BioJulia / BioAlignments.jl

Sequence alignment tools
MIT License
60 stars 24 forks source link

Inconsistent when aligning distinct sequence types #54

Open jakobnissen opened 3 years ago

jakobnissen commented 3 years ago

So I was surprised to find you can align Strings to each other:

julia> x= pairalign(LocalAlignment(), "ACA", "AAA", model)
PairwiseAlignmentResult{Int64, String, String}:
  score: 6
  seq: 1 ACA 3
         | |
  ref: 1 AAA 3

It's kind of cool that all it needs is a sequence of elements that implements convert(T, x) to the right type. But when displaying the sequence, it does not recognize that DNA_A == 'A'.

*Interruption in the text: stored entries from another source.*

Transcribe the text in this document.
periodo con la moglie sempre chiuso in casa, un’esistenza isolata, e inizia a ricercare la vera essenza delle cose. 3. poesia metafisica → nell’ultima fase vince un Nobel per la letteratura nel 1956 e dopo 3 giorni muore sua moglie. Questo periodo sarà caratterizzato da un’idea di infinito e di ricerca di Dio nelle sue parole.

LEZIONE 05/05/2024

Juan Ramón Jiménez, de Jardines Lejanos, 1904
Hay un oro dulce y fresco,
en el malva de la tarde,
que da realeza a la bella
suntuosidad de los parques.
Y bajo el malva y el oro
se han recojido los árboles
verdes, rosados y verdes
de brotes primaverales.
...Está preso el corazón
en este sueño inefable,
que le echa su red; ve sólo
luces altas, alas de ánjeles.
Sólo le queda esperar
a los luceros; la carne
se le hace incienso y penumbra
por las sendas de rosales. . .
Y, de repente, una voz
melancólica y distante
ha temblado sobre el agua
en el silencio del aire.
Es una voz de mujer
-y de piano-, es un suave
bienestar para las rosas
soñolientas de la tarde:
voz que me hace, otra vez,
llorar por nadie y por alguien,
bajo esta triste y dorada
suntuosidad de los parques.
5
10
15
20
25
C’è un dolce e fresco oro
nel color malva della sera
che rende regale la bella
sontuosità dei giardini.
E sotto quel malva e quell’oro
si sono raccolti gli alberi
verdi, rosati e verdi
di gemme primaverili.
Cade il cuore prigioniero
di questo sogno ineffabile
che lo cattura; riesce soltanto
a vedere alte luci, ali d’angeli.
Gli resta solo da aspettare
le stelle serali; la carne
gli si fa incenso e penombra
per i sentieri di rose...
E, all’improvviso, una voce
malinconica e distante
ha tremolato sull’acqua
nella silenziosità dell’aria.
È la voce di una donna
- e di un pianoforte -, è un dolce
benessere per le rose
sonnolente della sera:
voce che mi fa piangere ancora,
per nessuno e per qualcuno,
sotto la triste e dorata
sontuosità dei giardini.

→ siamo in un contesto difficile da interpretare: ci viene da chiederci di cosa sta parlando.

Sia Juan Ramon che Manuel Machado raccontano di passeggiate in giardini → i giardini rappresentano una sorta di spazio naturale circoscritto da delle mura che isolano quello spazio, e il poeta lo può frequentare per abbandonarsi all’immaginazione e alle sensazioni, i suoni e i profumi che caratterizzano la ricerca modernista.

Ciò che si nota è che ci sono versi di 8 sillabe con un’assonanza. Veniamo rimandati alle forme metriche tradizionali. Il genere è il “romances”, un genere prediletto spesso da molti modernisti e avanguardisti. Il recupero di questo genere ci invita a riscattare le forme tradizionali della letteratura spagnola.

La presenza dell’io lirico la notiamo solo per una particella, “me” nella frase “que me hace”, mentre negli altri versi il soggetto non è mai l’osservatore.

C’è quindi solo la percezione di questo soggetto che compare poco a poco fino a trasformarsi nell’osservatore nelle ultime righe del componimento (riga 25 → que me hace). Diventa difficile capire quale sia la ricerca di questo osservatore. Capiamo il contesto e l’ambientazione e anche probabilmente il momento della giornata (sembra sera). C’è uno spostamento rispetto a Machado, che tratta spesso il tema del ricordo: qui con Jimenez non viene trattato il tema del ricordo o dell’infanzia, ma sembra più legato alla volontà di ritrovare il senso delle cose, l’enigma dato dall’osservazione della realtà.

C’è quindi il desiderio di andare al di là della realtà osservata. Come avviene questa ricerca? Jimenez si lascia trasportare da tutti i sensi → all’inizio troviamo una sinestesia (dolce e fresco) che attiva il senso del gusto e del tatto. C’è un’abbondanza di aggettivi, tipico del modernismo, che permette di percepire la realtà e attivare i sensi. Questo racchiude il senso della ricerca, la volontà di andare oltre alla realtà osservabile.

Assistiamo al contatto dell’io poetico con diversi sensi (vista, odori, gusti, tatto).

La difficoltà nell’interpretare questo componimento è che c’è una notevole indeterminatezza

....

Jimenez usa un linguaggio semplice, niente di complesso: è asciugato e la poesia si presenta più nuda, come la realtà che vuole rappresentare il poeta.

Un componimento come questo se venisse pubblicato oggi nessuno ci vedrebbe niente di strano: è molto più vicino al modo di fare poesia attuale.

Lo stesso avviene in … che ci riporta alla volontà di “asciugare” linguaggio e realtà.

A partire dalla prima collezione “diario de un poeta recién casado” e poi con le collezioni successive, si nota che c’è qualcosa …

julia> x= pairalign(LocalAlignment(), "ACA", dna"AAA", model)
PairwiseAlignmentResult{Int64, String, LongDNASeq}:
  score: 6
  seq: 1 ACA 3

  ref: 1 AAA 3

We should also think about how to handle alignments of distinct sequence types. For example, how do you align to RNA sequences to each other? There is no substitution model, though obviously the DNA models could work. But since Strings are allowed to be used, we have an inconsistency: pairalign(LocalAlignment(), "AUA", dna"AAA", model) errors, but pairalign(LocalAlignment(), rna"AUA", dna"AAA", model) works, simply because convert(DNA, 'U') is an error, whereas convert(DNA, RNA_U) isn't.

BioTurboNick commented 3 years ago

Aligning RNA is a good question. DNA model is probably okay for mRNA, but I wonder if it would work as well for structured RNAs?